Staging area for shavar/tracking protection lists prior to prod deployment

Primary LanguagePythonGNU General Public License v3.0GPL-3.0

shavar-prod-lists

This repo serves as a staging area for shavar/tracking protection lists prior to production deployment to Firefox. This repo gives Mozilla a chance to manually review all updates before they go live, a fail-safe to prevent accidental deployment of a list that could break Firefox.

Lists

These two JSON files power Tracking Protection in Firefox.

  • disconnect-blacklist.json is a version controlled copy of the Disconnect.me public GPL anti-tracking list available here: https://services.disconnect.me/disconnect-plaintext.json
  • disconnect-entitylist.json is a transformed version of the public GPL list that Disconnect reformats for Firefox, in order to reduce the size of the entity list we send to Firefox via the Shavar service.

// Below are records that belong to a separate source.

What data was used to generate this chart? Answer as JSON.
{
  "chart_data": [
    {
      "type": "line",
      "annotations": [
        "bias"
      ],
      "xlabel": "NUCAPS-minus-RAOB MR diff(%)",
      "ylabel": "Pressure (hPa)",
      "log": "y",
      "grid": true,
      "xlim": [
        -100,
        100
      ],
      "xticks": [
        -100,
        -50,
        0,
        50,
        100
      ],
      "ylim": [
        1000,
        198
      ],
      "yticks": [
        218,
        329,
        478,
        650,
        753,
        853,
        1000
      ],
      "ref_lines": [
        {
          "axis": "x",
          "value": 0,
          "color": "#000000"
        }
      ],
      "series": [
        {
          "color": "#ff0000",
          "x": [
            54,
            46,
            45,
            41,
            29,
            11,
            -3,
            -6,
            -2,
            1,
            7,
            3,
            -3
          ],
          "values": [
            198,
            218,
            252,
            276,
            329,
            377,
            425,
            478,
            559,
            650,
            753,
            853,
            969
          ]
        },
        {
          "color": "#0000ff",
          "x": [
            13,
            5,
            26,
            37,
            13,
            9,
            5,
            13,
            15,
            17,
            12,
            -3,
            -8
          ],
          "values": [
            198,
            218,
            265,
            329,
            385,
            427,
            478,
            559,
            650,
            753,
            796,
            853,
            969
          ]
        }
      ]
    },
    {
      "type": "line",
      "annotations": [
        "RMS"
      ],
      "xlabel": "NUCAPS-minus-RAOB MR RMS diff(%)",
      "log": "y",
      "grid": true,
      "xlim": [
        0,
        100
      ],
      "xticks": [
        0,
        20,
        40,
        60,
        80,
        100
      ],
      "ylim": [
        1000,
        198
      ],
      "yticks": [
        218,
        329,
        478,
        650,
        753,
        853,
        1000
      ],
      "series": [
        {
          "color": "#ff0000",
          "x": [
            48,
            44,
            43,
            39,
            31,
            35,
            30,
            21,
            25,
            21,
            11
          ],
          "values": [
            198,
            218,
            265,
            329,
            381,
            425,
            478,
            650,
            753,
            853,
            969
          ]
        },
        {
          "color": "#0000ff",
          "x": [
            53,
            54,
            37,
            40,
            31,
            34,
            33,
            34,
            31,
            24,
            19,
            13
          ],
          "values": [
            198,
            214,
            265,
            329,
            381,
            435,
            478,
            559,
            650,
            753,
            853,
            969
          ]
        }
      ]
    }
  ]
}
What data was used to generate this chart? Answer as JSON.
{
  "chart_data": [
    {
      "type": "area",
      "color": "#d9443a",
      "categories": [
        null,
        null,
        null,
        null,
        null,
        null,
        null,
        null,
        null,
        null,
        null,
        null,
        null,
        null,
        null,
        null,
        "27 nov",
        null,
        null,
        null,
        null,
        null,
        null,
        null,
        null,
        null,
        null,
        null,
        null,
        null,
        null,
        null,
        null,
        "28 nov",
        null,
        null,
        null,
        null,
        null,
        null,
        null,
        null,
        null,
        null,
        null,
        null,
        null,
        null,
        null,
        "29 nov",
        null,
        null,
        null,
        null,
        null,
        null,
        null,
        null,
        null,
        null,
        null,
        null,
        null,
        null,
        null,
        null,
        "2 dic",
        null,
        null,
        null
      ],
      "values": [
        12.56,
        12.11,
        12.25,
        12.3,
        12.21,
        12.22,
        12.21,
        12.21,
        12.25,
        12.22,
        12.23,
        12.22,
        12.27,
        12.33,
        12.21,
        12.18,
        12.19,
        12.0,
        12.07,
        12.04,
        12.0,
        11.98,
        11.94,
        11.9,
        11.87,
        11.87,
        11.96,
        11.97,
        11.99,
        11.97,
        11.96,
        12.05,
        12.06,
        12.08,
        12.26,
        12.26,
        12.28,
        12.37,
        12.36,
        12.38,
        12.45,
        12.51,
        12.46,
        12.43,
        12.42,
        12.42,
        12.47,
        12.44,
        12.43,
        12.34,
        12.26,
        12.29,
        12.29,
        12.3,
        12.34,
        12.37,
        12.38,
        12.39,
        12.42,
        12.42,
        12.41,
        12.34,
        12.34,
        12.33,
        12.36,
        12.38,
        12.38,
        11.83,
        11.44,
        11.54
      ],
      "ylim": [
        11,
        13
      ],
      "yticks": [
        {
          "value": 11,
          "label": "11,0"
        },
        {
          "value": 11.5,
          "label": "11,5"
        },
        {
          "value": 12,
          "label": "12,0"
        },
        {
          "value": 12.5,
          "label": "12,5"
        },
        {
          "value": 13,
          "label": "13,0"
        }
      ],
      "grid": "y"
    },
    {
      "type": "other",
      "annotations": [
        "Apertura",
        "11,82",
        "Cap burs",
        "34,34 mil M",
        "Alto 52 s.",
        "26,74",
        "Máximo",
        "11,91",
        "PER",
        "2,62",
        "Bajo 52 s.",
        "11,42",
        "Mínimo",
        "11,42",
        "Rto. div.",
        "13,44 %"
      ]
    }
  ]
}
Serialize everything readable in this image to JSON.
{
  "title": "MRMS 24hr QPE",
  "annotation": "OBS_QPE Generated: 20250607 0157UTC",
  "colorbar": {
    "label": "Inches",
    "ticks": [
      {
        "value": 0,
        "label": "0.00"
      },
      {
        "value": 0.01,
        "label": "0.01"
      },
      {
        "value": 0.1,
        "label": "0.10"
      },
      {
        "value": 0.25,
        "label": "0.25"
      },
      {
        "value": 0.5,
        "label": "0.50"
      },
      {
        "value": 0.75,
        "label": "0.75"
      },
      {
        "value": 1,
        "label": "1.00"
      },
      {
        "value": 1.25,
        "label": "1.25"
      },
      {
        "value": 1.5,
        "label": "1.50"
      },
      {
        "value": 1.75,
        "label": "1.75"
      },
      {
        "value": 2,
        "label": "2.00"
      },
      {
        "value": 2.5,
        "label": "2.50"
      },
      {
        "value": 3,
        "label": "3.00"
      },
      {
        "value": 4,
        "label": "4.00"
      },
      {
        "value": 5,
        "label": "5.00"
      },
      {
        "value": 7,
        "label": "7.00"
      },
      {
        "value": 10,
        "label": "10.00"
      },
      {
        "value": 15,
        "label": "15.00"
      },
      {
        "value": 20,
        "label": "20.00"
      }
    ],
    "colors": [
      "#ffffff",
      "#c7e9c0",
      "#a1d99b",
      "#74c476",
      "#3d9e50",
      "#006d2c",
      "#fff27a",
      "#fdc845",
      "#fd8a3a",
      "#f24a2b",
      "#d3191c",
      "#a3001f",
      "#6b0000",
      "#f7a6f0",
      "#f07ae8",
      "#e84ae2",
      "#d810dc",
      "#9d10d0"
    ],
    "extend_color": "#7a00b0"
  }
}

These lists are processed and transformed and sent to Firefox via Shavar.

Blacklist

The blacklist is the core of tracking protection in Firefox. Firefox ships two versions of the blacklist: the "Basic protection" list, which excludes the "Content" category URLs, and the "Strict protection" list which includes the "Content" category URLs for blocking.

A vestige of the list is the "Disconnect" category, which contains Facebook, Twitter, and Google domains. Domains from this category are remapped into the Social, Advertising, or Analytics categories as described here This remapping is temporary until the list is updated to fix these issues.

Entity list

Tracking protection technically works by blocking loads from blocked domains. But the Entity List conceptually changes it, so that it is no longer about domains, but about the companies. If you are visiting a website, engaged 1-on-1 with them, Tracking Protection will block the other companies who the user may not realize are even present and didn't explicitly intend to interact with.

Tracking Protection blocks loads on the blacklist when they are third-party. The Entity list whitelists different domains that are wholly owned by the same company. For example, if abcd.com owns efgh.com and efgh.com is on the blacklist, it will not be blocked on abcd.com. Instead, efgh.com will be treated as first-party on abcd.com, since the same company owns both. But since efgh.com is on the blacklist it will be blocked on other third-party domains that are not all owned by the same parent company.

Updating

This repo is configured with Travis CI builds that run the scripts/json_verify.py script to verify all pull request changes to the list are valid.

This Travis CI status check must pass before any commit can be merged or pushed to master.

Making changes to the format

When making changes to the list formats, corresponding changes to the scripts/json_verify.py script must also be made.

To help validate the validator (such meta!), use the list fixtures in the tests directory. Run the script against a specific file like this:

./scripts/json_verify.py -f <filename>
  • tests/disconnect_blacklist_invalid.json - copy of disconnect-blacklist.json with an invalid "dnt" value
  • tests/disconnect_blacklist_valid.json - copy of disconnect-blacklist.json with all valid values
  • tests/google_mapping_invalid.json - copy of google_mapping.json with invalid JSON
$ ./scripts/json_verify.py -f tests/disconnect_blacklist_valid.json

tests/disconnect_blacklist_valid.json : valid

$ ./scripts/json_verify.py -f tests/disconnect_blacklist_invalid.json

tests/disconnect_blacklist_invalid.json : invalid
Facebook has bad DNT value: bogus

$ ./scripts/json_verify.py -f tests/google_mapping_invalid.json

tests/google_mapping_invalid.json : invalid
Error: Expecting property name: line 1  column 2 (char 1)